What I really liked about this story was the noir feel of it. Do you like noir or write a lot of it?
More of a fan than a writer. I love Dashiell Hammett and Ross MacDonald, but if I try too hard to write in that hardboiled style for too long it can come off soft, even imitative. One day, when I finally conquer the impulse to civilize my characters, it would be fun to do more noir.
Your story is set in the 1930s. It isn’t often you see flash fiction set in a different time period. Any particular reason for that? Is it maybe part of a larger piece?
To me, noir is always composed in black and white. Having had classic noirs like The Big Sleep and The Maltese Falcon seared into my brain at an impressionable age, that’s how I see it in my mind’s eye, so the 1930s seemed like a natural setting for this story.
You are also working on a novel.
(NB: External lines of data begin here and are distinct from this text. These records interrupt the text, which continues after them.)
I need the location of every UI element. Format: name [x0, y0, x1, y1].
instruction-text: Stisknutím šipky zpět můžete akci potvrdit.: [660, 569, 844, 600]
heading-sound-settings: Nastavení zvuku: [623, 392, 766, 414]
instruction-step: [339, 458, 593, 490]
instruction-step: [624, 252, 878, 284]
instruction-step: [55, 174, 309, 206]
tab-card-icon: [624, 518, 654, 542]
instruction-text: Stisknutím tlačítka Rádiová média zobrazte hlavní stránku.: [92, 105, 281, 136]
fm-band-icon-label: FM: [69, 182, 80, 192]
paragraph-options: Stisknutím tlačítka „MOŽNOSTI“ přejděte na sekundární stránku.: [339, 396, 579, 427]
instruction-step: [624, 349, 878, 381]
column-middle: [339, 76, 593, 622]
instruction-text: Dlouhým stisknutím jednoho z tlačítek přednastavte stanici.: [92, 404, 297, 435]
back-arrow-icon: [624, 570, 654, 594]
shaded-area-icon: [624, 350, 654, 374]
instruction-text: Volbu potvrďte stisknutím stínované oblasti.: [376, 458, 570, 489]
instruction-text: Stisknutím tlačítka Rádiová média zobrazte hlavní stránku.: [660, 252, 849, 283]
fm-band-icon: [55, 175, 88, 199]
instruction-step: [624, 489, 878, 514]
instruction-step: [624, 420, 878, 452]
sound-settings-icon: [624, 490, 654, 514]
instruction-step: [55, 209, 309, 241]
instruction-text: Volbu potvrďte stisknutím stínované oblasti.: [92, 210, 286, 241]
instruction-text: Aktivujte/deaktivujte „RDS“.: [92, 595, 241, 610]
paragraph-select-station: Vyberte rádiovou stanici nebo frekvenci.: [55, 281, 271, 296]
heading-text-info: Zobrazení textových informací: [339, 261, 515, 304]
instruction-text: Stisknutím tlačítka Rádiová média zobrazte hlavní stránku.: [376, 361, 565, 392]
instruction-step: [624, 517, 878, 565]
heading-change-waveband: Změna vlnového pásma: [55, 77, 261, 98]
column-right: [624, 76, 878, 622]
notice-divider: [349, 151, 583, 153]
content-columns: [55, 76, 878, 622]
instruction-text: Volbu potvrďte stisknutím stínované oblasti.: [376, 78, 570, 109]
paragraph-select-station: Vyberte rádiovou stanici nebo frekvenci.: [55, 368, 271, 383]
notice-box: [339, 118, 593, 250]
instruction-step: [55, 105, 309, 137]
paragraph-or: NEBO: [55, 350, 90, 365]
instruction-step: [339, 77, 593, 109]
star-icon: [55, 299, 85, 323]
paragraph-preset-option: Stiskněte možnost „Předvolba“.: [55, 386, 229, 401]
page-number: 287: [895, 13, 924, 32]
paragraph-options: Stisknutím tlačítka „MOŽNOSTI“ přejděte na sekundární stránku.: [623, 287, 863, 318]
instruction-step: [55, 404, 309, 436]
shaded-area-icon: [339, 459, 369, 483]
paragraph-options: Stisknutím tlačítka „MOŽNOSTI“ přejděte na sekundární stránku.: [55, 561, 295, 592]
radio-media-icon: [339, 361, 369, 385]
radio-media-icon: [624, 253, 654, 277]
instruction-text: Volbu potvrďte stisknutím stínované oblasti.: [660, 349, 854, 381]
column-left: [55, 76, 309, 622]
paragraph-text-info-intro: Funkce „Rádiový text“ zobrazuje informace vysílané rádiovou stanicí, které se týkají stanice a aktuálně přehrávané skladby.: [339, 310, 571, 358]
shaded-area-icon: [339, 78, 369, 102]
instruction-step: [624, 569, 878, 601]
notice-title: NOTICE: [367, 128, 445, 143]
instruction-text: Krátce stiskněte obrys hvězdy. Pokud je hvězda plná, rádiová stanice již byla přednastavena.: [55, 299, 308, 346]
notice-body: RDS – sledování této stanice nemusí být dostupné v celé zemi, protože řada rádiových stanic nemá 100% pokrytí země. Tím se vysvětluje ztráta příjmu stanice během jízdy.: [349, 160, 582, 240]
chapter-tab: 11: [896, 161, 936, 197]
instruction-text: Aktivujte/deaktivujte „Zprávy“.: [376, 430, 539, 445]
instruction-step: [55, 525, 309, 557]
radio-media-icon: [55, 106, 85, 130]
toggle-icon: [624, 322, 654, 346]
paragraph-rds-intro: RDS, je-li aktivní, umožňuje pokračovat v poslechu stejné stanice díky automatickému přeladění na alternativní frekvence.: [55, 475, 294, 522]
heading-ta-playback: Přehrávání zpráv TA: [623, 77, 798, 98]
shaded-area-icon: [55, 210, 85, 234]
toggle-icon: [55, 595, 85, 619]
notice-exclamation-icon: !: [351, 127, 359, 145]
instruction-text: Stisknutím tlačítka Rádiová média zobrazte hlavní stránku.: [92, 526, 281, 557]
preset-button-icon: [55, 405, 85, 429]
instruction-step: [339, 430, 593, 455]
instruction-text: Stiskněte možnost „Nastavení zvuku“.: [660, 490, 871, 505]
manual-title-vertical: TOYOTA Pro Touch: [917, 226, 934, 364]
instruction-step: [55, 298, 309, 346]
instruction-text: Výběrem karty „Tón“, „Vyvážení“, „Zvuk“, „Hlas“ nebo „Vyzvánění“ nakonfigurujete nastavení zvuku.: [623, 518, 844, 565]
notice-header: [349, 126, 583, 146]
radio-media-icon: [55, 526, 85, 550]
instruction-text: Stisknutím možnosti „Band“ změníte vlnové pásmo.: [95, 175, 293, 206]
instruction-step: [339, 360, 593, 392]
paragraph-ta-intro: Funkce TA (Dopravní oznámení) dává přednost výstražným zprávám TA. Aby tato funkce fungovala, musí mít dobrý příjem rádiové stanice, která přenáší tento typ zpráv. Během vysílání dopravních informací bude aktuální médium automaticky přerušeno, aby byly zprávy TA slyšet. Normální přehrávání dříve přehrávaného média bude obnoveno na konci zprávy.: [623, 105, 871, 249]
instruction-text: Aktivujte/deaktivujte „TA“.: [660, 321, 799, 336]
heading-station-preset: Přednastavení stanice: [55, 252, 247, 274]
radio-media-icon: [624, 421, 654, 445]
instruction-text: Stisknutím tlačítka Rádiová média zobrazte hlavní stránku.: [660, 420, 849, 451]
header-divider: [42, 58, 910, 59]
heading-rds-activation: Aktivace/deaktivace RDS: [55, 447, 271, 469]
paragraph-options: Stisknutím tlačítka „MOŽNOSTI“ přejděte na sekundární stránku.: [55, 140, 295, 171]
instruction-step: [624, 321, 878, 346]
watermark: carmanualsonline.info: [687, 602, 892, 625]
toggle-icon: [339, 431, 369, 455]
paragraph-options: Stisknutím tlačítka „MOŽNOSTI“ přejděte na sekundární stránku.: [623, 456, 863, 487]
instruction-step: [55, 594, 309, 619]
How do you go about shifting gears between writing longer and shorter works?
Switching from my longer work to shorter ones is a great way to cleanse the palette. When the creative well runs dry as I’m writing my novel, I find that delving into an unrelated story works wonders when it comes to getting my mojo back.
Do we ever find out what Mona has done?
Even if I did know (which I don’t), I wouldn’t tell, not least of all because that answer is not important to me. Not to be cryptic like Mona, but what I like is that moment, that incident in the police station, which only brushes on the past. What is interesting to me is the intersection of these characters at a particular moment of time, when we’re denied full disclosure. Beside if I showed all of my cards, where would the fun be in that?